Thornton Wilder hat das Stück „Wir sind noch einmal davongekommen“ im Jahr 1941 geschrieben. Er kannte – zumindest ansatzweise – die Folgen des Krieges: Kurz vorher hatte er England besucht und konnte sich hier einen Eindruck von den deutschen Luftangriffen verschaffen – sicher ein wesentlicher Impuls für die Konzeption des Stücks.
Es braucht nicht zu verwundern, dass ein am Christentum orientierter Autor wie Wilder mitten in der Kriegssituation neben all der Skepsis über die menschliche Fehlbarkeit auch in einem Stoff, der die Katastrophen der Menschheit thematisiert, eine Perspektive für die leidenden Menschen zu entwickeln versucht: So wird – für uns heute überraschend – im 3. Akt des Stücks, nach dem Ende des Krieges, die Hoffnung auf die Lernfähigkeit der Menschen zum Ausdruck gebracht, auf eine Weise, die heute eher als naiv und hilflos erscheinen muss.

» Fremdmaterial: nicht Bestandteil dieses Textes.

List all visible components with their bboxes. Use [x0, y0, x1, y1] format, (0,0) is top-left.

Überspitzt und polemisch ausgedrückt: Man nehme die geronnene Weisheit der Menschheit (= Aussagen diverser Philosophen), mixe diese mit der Hoffnung des christlichen Abendlandes (= dem Prinzip Gott), und heraus kann ein neuer, ein besserer, überlegter und rationaler handelnder Mensch kommen, der in der Lage sein könnte, eine neuerliche Katastrophe zu verhindern.
Diese positive Aussage des Stücks hat sicherlich zu seinem riesigen Erfolg ausgerechnet im Nachkriegsdeutschland beigetragen. Wieweit es damit, zumindest objektiv, dem allseits verbreiteten Verdrängungsbedürfnis vieler Deutscher gelegen kam ...
Auf jeden Fall ist es einfacher, den Hoffnungsfaktor intellektuell und spirituell zu überhöhen, als sich mit den Kriegsursachen selbst, mit der eigenen Verstrickung in den Krieg zu beschäftigen und daraus möglicherweise radikale Bewusstseins- und Verhaltensweisen zu entwickeln, die tatsächlich in der Lage wären, eine erneute Katastrophe zu verhindern.